News & Trends - Pharmaceuticals
GSK’s shingles vaccine to replace MSD’s predecessor

Pharma News: Infectious diseases clinicians welcome the listing of GSK’s Shingrix, a recombinant varicella zoster virus glycoprotein E antigen (AS01B adjuvanted vaccine), on the National Immunisation Program (NIP) in Australia, slated to take effect from 1 November 2023. The Federal Government has allocated $826.8 million for Shingrix to replace the less effective MSD’s Zostavax vaccine on the NIP for the prevention of herpes zoster (HZ) and post-herpetic neuralgia (PHN).
COVID-19 vaccine rollouts wreaked havoc on normal vaccination schedules. Honorary Professor at the University of Sydney and infectious diseases expert, Robert Booy, expressed his endorsement for the NIP listing.
Professor Booy emphasised, “Access to Shingrix via the National Immunisation Program creates further opportunities for healthcare professionals to talk about shingles with their high-risk patients.” He further added, “The prevention of shingles for these patients in particular is critical, as the impact of the disease can be very serious, especially if they develop long-term complications like post-herpetic neuralgia, or PHN.”
The Shingrix vaccine is the first approved shingles vaccine to merge a non-live antigen with GSK’s adjuvant system, ASO1B, to tackle the waning immunity associated with aging, a crucial factor in shingles prevention for older adults.
This listing opens up new avenues for safeguarding targeted demographics, including individuals aged 65 and above, Aboriginal and Torres Strait Islander individuals aged 50 and older, and immunocompromised individuals aged 18 and older with specific ‘high risk’ conditions for shingles, such as haematopoietic stem cell transplant, solid organ transplant, haematological malignancy, and advanced or untreated HIV1.
“For shingles patients aged 50 to 59 there is about a 10% chance of developing PHN, and for those over 80 this increases to 20%. Having a newly funded shingles vaccine on the NIP can help protect older Australians from this painful and debilitating disease,” commented Professor Booy.
The Australian Technical Advisory Group on Immunisation (ATAGI) and the National Centre for Immunisation Research and Surveillance (NCIRS) have issued a recommendation, affirming the importance of Shingrix.
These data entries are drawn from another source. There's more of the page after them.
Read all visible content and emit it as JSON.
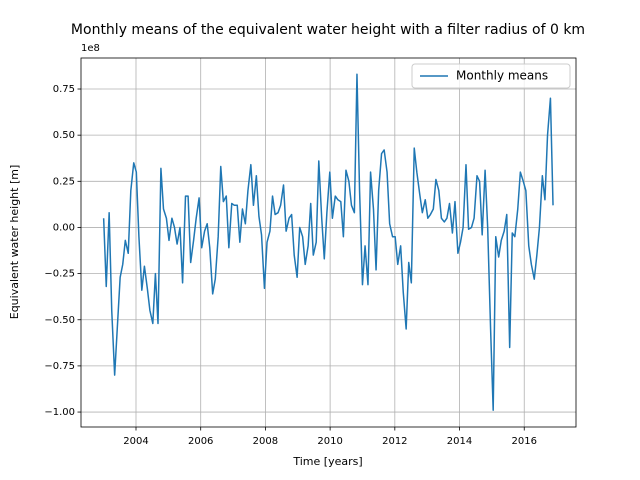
{
  "chart_data": {
    "type": "line",
    "title": "Monthly means of the equivalent water height with a filter radius of 0 km",
    "x_label": "Time [years]",
    "y_label": "Equivalent water height [m]",
    "y_offset_label": "1e8",
    "legend_position": "upper right",
    "grid": true,
    "xlim": [
      2002.3,
      2017.6
    ],
    "xticks": [
      2004,
      2006,
      2008,
      2010,
      2012,
      2014,
      2016
    ],
    "ylim": [
      -1.081,
      0.918
    ],
    "yticks": [
      {
        "value": -1,
        "label": "−1.00"
      },
      {
        "value": -0.75,
        "label": "−0.75"
      },
      {
        "value": -0.5,
        "label": "−0.50"
      },
      {
        "value": -0.25,
        "label": "−0.25"
      },
      {
        "value": 0,
        "label": "0.00"
      },
      {
        "value": 0.25,
        "label": "0.25"
      },
      {
        "value": 0.5,
        "label": "0.50"
      },
      {
        "value": 0.75,
        "label": "0.75"
      }
    ],
    "x": [
      2003.0,
      2003.08,
      2003.17,
      2003.25,
      2003.34,
      2003.42,
      2003.51,
      2003.59,
      2003.67,
      2003.76,
      2003.84,
      2003.93,
      2004.01,
      2004.09,
      2004.18,
      2004.26,
      2004.35,
      2004.43,
      2004.52,
      2004.6,
      2004.68,
      2004.77,
      2004.85,
      2004.94,
      2005.02,
      2005.11,
      2005.19,
      2005.27,
      2005.36,
      2005.44,
      2005.53,
      2005.61,
      2005.69,
      2005.78,
      2005.86,
      2005.95,
      2006.03,
      2006.12,
      2006.2,
      2006.28,
      2006.37,
      2006.45,
      2006.54,
      2006.62,
      2006.7,
      2006.79,
      2006.87,
      2006.96,
      2007.04,
      2007.13,
      2007.21,
      2007.29,
      2007.38,
      2007.46,
      2007.55,
      2007.63,
      2007.72,
      2007.8,
      2007.88,
      2007.97,
      2008.05,
      2008.14,
      2008.22,
      2008.3,
      2008.39,
      2008.47,
      2008.56,
      2008.64,
      2008.73,
      2008.81,
      2008.89,
      2008.98,
      2009.06,
      2009.15,
      2009.23,
      2009.32,
      2009.4,
      2009.48,
      2009.57,
      2009.65,
      2009.74,
      2009.82,
      2009.9,
      2009.99,
      2010.07,
      2010.16,
      2010.24,
      2010.33,
      2010.41,
      2010.49,
      2010.58,
      2010.66,
      2010.75,
      2010.83,
      2010.91,
      2011.0,
      2011.08,
      2011.17,
      2011.25,
      2011.34,
      2011.42,
      2011.5,
      2011.59,
      2011.67,
      2011.76,
      2011.84,
      2011.93,
      2012.01,
      2012.09,
      2012.18,
      2012.26,
      2012.35,
      2012.43,
      2012.51,
      2012.6,
      2012.68,
      2012.77,
      2012.85,
      2012.94,
      2013.02,
      2013.1,
      2013.19,
      2013.27,
      2013.36,
      2013.44,
      2013.53,
      2013.61,
      2013.69,
      2013.78,
      2013.86,
      2013.95,
      2014.03,
      2014.11,
      2014.2,
      2014.28,
      2014.37,
      2014.45,
      2014.54,
      2014.62,
      2014.7,
      2014.79,
      2014.87,
      2014.96,
      2015.04,
      2015.12,
      2015.21,
      2015.29,
      2015.38,
      2015.46,
      2015.55,
      2015.63,
      2015.71,
      2015.8,
      2015.88,
      2015.97,
      2016.05,
      2016.14,
      2016.22,
      2016.31,
      2016.39,
      2016.47,
      2016.56,
      2016.64,
      2016.72,
      2016.81,
      2016.89
    ],
    "series": [
      {
        "name": "Monthly means",
        "color": "#1f77b4",
        "values": [
          0.05,
          -0.32,
          0.08,
          -0.45,
          -0.8,
          -0.55,
          -0.27,
          -0.2,
          -0.07,
          -0.14,
          0.2,
          0.35,
          0.3,
          -0.05,
          -0.34,
          -0.21,
          -0.33,
          -0.45,
          -0.52,
          -0.25,
          -0.52,
          0.32,
          0.1,
          0.05,
          -0.07,
          0.05,
          0.0,
          -0.09,
          0.0,
          -0.3,
          0.17,
          0.17,
          -0.19,
          -0.07,
          0.05,
          0.16,
          -0.11,
          -0.02,
          0.02,
          -0.11,
          -0.36,
          -0.28,
          -0.05,
          0.33,
          0.14,
          0.17,
          -0.11,
          0.13,
          0.12,
          0.12,
          -0.08,
          0.1,
          0.02,
          0.2,
          0.34,
          0.12,
          0.28,
          0.06,
          -0.04,
          -0.33,
          -0.08,
          -0.02,
          0.17,
          0.07,
          0.08,
          0.12,
          0.23,
          -0.02,
          0.05,
          0.07,
          -0.15,
          -0.27,
          0.0,
          -0.05,
          -0.2,
          -0.1,
          0.13,
          -0.15,
          -0.08,
          0.36,
          0.05,
          -0.17,
          0.08,
          0.3,
          0.05,
          0.17,
          0.15,
          0.14,
          -0.05,
          0.31,
          0.25,
          0.12,
          0.08,
          0.83,
          0.2,
          -0.31,
          -0.1,
          -0.31,
          0.3,
          0.1,
          -0.23,
          0.2,
          0.4,
          0.42,
          0.3,
          0.02,
          -0.05,
          -0.05,
          -0.2,
          -0.1,
          -0.35,
          -0.55,
          -0.19,
          -0.3,
          0.43,
          0.3,
          0.18,
          0.08,
          0.15,
          0.05,
          0.07,
          0.1,
          0.26,
          0.2,
          0.05,
          0.03,
          0.05,
          0.13,
          -0.03,
          0.14,
          -0.14,
          -0.08,
          0.0,
          0.34,
          -0.01,
          0.0,
          0.05,
          0.28,
          0.25,
          -0.04,
          0.31,
          0.0,
          -0.55,
          -0.99,
          -0.05,
          -0.16,
          -0.07,
          -0.02,
          0.07,
          -0.65,
          -0.03,
          -0.05,
          0.1,
          0.3,
          0.25,
          0.2,
          -0.1,
          -0.2,
          -0.28,
          -0.15,
          0.0,
          0.28,
          0.15,
          0.5,
          0.7,
          0.12
        ]
      }
    ]
  }
}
They advise that all immunocompetent individuals aged 50 and above, along with immunocompromised adults starting from 18 years of age, receive Shingrix in a two-dose schedule.
Dr Alan Paul, country medical director at GSK Australia, lauded the Federal Government’s decision, emphasising the broader societal benefits of such vaccinations.
“Vaccinations help keep people well, and can reduce demands on primary care and hospitals, as well as increasing productivity and benefiting the community and economy,” he stated. “This is an important investment in the health of over four million Australians who are at greater risk of shingles.”
The pivotal phase III clinical trials, ZOE-50 and ZOE-70, demonstrated a vaccine efficacy of over 90% against shingles in immunocompetent adults aged 50 years and older, during a follow-up period of up to four years. Extension trials, including ZOE-049 and clinical trials in immunocompromised adults, have highlighted the vaccine’s enduring efficacy, reaching up to a decade after the initial vaccination.